Sat, Feb 21, 2026

Healthcare Experts Warn Trump’s Drug Pricing Plan Could Backfire

Healthcare Experts Warn Trump’s Drug Pricing Plan Could Backfire

A panel of healthcare industry leaders warned Thursday that President Donald Trump’s most favored nations drug pricing policy risks choking off future medical innovation, even as they praised his broader vision of putting patients in control of their healthcare dollars.

“When you have MFN pricing, you give an incentive to the pharmaceutical industry that their investment is not going to pay off in the long run,” Market Institute President Charlie Sauer said at Daily Caller Live’s American Healthcare event at the Waldorf Astoria in Washington, D.C. “As an economist, it’s one of those hard things to look at because how do you look into the future and see what isn’t there?” (RELATED: Eric Hargan Says Kennedy’s Tech Team Won’t Be ‘Scared’ Of AI In Healthcare)
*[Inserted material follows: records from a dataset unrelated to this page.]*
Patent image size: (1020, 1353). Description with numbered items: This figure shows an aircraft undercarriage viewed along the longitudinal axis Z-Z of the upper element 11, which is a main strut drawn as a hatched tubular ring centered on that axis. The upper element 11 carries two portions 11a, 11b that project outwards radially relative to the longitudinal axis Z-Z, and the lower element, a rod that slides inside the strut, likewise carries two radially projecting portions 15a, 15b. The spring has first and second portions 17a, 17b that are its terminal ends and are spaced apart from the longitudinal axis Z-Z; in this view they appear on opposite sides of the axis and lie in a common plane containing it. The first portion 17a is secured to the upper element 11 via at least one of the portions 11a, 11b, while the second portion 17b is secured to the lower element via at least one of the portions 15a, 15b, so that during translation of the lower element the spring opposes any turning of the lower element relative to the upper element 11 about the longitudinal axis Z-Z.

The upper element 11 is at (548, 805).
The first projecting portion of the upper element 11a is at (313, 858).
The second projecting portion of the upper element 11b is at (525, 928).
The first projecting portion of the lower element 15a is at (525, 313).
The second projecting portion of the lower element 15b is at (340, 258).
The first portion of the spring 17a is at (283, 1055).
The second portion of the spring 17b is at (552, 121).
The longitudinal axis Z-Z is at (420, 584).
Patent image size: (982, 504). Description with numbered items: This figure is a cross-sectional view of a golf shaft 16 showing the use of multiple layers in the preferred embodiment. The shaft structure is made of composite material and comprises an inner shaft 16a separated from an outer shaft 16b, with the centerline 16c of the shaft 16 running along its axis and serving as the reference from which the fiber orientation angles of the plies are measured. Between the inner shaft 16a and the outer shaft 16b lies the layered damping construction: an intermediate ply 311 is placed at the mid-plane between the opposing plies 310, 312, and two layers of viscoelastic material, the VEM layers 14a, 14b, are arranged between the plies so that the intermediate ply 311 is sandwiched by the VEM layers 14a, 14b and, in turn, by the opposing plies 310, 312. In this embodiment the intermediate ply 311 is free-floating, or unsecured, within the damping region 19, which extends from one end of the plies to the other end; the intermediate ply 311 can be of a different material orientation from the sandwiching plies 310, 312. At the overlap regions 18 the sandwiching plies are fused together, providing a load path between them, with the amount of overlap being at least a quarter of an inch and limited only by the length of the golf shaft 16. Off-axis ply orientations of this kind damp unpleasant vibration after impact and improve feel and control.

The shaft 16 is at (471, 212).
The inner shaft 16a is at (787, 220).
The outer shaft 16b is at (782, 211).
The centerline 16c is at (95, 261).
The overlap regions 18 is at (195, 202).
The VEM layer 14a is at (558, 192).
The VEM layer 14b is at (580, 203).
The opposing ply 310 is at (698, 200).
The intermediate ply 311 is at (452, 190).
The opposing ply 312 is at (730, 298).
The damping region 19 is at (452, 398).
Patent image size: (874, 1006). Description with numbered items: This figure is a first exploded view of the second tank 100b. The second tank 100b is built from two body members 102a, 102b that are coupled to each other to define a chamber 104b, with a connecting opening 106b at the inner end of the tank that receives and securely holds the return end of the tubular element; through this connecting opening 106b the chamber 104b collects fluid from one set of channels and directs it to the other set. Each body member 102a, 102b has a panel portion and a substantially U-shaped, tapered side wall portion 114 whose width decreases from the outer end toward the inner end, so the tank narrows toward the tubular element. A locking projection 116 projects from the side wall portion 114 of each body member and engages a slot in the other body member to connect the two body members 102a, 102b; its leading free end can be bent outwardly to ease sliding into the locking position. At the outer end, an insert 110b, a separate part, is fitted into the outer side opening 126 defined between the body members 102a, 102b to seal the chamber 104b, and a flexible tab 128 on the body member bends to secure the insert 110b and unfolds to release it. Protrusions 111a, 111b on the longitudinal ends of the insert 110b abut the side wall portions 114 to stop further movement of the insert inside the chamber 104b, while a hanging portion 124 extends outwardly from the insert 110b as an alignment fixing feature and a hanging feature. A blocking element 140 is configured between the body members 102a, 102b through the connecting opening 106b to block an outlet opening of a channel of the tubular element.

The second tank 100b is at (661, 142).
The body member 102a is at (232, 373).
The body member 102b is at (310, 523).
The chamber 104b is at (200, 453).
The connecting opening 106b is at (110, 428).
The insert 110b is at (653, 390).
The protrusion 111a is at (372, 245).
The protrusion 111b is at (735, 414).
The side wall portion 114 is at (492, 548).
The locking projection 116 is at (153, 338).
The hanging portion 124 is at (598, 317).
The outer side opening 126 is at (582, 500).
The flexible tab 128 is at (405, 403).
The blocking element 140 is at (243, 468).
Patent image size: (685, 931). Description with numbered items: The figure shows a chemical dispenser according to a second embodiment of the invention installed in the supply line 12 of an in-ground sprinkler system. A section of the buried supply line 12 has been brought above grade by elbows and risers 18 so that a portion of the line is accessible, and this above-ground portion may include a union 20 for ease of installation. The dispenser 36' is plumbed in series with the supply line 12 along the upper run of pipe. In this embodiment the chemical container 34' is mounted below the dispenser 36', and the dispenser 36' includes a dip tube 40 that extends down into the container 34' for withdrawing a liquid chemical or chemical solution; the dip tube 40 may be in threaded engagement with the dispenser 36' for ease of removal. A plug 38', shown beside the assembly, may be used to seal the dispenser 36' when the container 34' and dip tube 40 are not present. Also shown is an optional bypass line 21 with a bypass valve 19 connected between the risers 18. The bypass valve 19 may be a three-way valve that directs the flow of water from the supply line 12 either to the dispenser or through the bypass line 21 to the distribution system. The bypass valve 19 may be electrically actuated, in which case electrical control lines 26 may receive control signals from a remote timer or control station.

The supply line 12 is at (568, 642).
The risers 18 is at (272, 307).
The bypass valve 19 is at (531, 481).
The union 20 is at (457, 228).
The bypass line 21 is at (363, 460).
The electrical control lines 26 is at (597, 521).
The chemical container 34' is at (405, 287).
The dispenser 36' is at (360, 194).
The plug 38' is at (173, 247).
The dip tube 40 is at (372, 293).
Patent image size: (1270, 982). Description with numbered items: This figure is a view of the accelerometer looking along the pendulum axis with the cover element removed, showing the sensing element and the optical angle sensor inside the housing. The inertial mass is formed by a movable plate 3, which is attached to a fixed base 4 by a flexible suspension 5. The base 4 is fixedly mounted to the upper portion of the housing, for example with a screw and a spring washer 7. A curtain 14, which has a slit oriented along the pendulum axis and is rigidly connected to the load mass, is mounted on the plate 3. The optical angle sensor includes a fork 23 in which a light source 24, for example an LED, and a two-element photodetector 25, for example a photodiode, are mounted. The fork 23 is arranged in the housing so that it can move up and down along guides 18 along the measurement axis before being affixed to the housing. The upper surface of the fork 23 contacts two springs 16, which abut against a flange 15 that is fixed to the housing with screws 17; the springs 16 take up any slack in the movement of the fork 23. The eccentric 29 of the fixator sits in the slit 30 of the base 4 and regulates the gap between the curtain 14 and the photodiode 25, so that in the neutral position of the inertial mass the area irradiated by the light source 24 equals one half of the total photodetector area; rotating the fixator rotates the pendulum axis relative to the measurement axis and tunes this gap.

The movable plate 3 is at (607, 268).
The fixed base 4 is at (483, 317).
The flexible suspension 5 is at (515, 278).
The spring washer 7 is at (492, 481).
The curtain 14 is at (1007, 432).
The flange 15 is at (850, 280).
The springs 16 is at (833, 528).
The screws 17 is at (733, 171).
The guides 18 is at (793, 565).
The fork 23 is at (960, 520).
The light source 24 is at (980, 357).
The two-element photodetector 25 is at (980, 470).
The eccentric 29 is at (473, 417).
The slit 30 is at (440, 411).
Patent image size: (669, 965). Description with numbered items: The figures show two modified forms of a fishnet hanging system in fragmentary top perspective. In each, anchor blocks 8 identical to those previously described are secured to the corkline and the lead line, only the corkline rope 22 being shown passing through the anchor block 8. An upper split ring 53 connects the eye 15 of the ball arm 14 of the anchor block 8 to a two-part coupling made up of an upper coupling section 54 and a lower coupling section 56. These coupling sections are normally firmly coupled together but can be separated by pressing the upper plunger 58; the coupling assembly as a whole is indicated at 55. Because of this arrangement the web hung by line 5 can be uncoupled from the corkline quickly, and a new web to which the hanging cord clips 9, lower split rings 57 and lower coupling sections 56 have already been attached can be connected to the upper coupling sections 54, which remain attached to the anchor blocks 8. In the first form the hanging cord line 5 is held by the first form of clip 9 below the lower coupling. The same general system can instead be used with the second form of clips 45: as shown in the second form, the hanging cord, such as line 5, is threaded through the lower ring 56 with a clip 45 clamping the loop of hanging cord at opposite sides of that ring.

The panel, moderated by Defend Forgotten America founder Jenn Pellegrino, brought together Sauer, Tonix Pharmaceuticals CEO Dr. Seth Lederman, and AMC Healthcare CEO Brent Yessin to discuss drug pricing, rural hospital challenges, and regulatory reform.

Lederman, whose company recently launched Tonmya — the first new FDA-approved fibromyalgia treatment in 15 years — pointed to managed care as a major obstacle preventing patients from accessing new therapies.

“It’s demoralizing to companies that have made large investments to get important new non-opiate treatments to market that then it’s hard for patients to receive them,” Lederman said.

He expressed optimism about FDA Commissioner Marty Makary’s announcement that single-trial approvals would become the default pathway for drug approval, calling it a historic shift.

“With a stroke of a pen, today — my breath’s taken away,” Lederman said.

Yessin, a healthcare attorney with over 30 years representing major health systems, highlighted the rural hospital crisis, noting that roughly a thousand hospitals nationwide are over 70 years old and need replacement.

“It takes too long and it costs too much to replace them,” Yessin said. “I built a hospital in a factory in about six months. But it takes three years to build it because of the approval process.”

All three panelists called for reducing government red tape, with Yessin offering a blunt assessment of the regulatory landscape.

“They could stop making it worse — that would be a nice change,” he said.

Lederman emphasized the need to redomesticate pharmaceutical manufacturing, warning that dependence on foreign suppliers poses serious national security risks.

“It’s appalling that staple chemotherapy drugs and other things are not available because scarcities are created,” Lederman said. “We’ve become way too dependent on external manufacturers.”